Security minister Tom Tugenhadt took a subtle dig at the BBC’s coverage of the war in Gaza as he appeared on the broadcaster this morning.
The corporation has come under fire for its initial reporting of the huge blast at the Al-Ahli hospital in Gaza City which left around 500 people dead.
A post on X (formerly Twitter) by BBC World said: “Hundreds of people have been killed in an Israeli strike on a hospital in Gaza, according to Palestinian officials.”
Israel has denied responsibility for the carnage, which it has blamed on a misfiring rocket by the Hamas militant group.
US president Joe Biden was due to meet with Arab leaders in the region, but those talks were cancelled in the wake of the blast.
Appearing on BBC Breakfast this morning, Tugenhandt was asked by presenter Charlie Stayt who the UK government thought was responsible for the hospital deaths.
He said: “We’ve seen some pretty wild speculation and some rushing to headlines in recent days.

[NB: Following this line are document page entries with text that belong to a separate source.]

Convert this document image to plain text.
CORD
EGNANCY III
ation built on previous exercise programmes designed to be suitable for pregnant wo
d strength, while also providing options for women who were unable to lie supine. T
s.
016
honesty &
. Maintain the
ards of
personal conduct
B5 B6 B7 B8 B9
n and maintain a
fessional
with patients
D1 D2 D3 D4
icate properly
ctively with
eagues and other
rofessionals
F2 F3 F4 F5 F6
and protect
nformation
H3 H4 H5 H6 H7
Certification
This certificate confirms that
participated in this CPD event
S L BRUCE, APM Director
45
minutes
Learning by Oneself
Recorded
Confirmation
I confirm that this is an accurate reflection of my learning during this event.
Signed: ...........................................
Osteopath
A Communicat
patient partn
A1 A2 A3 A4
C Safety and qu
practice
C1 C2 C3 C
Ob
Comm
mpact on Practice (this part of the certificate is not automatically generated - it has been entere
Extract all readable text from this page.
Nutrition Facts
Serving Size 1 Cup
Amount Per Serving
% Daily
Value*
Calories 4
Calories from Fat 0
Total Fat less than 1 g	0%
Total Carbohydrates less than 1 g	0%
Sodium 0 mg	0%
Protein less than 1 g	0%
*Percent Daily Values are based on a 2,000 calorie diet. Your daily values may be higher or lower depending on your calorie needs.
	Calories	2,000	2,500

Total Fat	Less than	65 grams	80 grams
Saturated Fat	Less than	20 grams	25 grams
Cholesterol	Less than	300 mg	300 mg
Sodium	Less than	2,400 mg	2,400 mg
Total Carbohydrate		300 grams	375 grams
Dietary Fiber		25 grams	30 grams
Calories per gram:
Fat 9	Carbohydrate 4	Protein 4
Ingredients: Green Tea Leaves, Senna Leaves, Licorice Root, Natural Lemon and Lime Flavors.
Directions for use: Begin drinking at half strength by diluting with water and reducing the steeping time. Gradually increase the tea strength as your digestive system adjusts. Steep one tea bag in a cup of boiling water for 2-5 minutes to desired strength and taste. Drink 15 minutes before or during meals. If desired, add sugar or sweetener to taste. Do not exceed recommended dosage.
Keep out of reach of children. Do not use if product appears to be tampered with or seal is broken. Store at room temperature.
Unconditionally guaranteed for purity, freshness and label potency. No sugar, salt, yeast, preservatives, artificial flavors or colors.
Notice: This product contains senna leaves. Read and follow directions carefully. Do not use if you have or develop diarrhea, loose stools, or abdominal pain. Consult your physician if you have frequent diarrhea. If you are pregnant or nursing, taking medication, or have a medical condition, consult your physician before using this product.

“This is first and foremost a human tragedy. We know that some people have been killed there and we also know that the Al-Ahli hospital was offering a service to Palestinian civilians that is incredibly needed at the moment.
“However, the reporting that we’ve seen in recent days has already had a major cost. President Biden was due to meet with Arab leaders, including probably Mahmood Abbas of the Palestinian Authority, and to begin the conversations that could have led to peace.
“Those talks have been stopped - perhaps only pushed back, we hope - and that in itself as a cost. But we’ve also seen the destruction of a synagogue in Tunisia and sadly we’ve seen raising tensions in the United Kingdom.
“This is one of those moments where wild speculation, fast and loose reporting, has real costs and consequences and I’m not going to engage in it.”
Charlie Stayt replied: “I understand entirely the point you’re making.”
The awkward exchange came as Rishi Sunak arrived in Israel for talks with prime minister Benjamin Netanyahu.
The PM, who will also meet with other regional leaders in his two-day visit, described the hospital blast as “a watershed moment” in the conflict, which was sparked by Hamas’s terror attack on Israel on October 7 which left more than 1,400 dead.